Quello che traspare dall'ultimo film di Virzì è un senso di preoccupazione rivolto al mondo dei giovani e al loro futuro. E la sensazione che regala per certi temi affrontati è quella presenza di un "ovosodo" in gola, che non va né giù né su, ma che toglie il fiato.
La storia, narrata dalla voce di Laura Morante, è quella di Marta (Isabella Ragonese): laurea da 110 e lode in filosofia teoretica e tutta la vita nelle sue mani una volta discussa la tesi. Una vita davvero difficile, perché l'unico lavoro che riesce a trovare è la telefonista in un call center e la baby sitter, mentre tutti i suoi ex compagni di università, che l'università tra l'altro non l'hanno neanche finita, hanno un posto di tutto rispetto all'interno di case editrici e televisioni.
Un'ingiustizia. A cui non riesce a porre rimedio neanche il sindacalista Giorgio Conforti (Valerio Mastandrea), stralunato, forse troppo idealista, diciamo poco pratico, ma l'impegno è ammirevole. Insomma, Marta decide di gettarsi nell'avventura del call center, con la speranza che qualcosa di buono possa arrivare anche da lì. Il posto di lavoro è la brutta copia di un villaggio vacanze: sigla del buongiorno, coretti motivazionali, premi e obiettivi da raggiungere. Nessuna umanità. A farla da padrona è la responsabile (Sabrina Ferilli) e il direttore (Massimo Ghini), approfittatori della fame di indipendenza di quei giovani che investono in quel posto anche tante speranze (come il precario Lucio 2 interpretato da Elio Germano).

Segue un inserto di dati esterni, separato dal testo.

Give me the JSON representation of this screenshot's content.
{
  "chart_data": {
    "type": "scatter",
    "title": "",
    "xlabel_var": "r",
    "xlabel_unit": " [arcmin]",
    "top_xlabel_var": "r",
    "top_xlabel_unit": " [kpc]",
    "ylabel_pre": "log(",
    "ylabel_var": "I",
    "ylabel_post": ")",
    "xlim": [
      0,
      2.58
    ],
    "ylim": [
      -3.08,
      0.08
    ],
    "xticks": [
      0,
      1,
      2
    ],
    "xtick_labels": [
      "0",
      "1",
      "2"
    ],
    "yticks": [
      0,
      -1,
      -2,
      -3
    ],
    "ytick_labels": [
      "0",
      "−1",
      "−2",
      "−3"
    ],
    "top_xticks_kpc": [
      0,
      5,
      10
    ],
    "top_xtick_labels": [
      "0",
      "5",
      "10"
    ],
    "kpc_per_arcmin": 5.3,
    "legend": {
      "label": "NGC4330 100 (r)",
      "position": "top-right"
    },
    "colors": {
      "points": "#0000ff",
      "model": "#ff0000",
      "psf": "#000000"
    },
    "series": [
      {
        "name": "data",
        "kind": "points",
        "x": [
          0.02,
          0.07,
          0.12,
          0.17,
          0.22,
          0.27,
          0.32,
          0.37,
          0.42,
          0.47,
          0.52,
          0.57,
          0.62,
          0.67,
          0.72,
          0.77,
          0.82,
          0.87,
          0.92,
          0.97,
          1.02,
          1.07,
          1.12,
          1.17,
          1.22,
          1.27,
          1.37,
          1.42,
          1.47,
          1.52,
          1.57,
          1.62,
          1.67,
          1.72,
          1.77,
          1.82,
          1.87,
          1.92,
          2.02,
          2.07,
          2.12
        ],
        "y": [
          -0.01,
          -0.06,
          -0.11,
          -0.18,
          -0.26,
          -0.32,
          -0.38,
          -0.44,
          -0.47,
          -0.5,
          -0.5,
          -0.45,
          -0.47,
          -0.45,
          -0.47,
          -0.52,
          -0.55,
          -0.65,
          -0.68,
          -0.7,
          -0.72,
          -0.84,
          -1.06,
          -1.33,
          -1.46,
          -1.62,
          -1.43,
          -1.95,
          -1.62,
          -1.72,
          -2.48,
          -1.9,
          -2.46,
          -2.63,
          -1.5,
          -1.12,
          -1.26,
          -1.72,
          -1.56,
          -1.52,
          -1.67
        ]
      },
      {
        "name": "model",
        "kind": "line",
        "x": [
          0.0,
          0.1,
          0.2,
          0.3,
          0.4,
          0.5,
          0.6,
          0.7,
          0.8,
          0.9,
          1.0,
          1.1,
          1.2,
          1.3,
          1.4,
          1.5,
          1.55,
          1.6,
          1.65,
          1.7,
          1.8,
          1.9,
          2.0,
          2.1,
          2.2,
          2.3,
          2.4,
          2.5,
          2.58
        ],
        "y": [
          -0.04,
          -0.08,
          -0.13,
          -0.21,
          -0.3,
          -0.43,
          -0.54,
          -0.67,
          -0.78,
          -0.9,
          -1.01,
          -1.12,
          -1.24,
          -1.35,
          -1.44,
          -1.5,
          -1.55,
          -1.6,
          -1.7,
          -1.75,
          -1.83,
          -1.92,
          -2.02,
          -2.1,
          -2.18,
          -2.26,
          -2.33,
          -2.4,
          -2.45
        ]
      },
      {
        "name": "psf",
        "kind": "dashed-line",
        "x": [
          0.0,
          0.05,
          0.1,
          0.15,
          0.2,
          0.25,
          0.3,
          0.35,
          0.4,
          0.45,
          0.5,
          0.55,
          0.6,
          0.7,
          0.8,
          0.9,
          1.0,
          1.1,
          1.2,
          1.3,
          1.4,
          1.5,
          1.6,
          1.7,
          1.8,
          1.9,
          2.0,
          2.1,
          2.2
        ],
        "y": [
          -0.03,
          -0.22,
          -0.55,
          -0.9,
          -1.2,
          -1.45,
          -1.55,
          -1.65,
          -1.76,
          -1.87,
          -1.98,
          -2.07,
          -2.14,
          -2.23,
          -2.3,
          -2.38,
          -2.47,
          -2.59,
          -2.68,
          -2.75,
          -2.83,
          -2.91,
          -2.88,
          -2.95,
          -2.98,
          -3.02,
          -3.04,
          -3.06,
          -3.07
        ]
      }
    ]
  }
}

Nel film di Virzì ci sono tutti gli elementi fondamentali che caratterizzano la società odierna: il precariato, che si nasconde dietro il falso nome di Co.co.co.; la società che non aiuta i giovani, ma che spesso se ne approfitta; l'università che lancia allo sbaraglio i laureati; il Grande Fratello, spazzatura della televisione, ma status symbol per acquistare un senso di appartenenza nei discorsi di tutti i giorni; e infine i giovani, dotati di buona volontà, con tanti sogni e pochi mezzi.
Un po' grottesco, un po' favola nera, un po' denuncia, un po' commedia: il film fa sorridere, ma a denti stretti. Dipinge, anche portandolo all'eccesso, un mondo spietato, popolato da una classe accademica vecchia e decrepita (una simbolica accusa a un sistema scolastico vecchio, ma anche ai docenti nelle università, ormai alla fine dei loro giorni, che non lasciano le cattedre e non danno posti di lavoro ai giovani) e dalle mille difficoltà che regala il precariato. Sembra proprio che per i giovani non ci sia posto nella nostra società.
Non aspettatevi lieti fine o risposte alle domande. Virzì non ne propone. Forse perché ognuno la propria strada la deve trovare da solo. O forse perché è proprio meglio non pensarci e affogare i dispiaceri nella prossima puntata del Grande Fratello.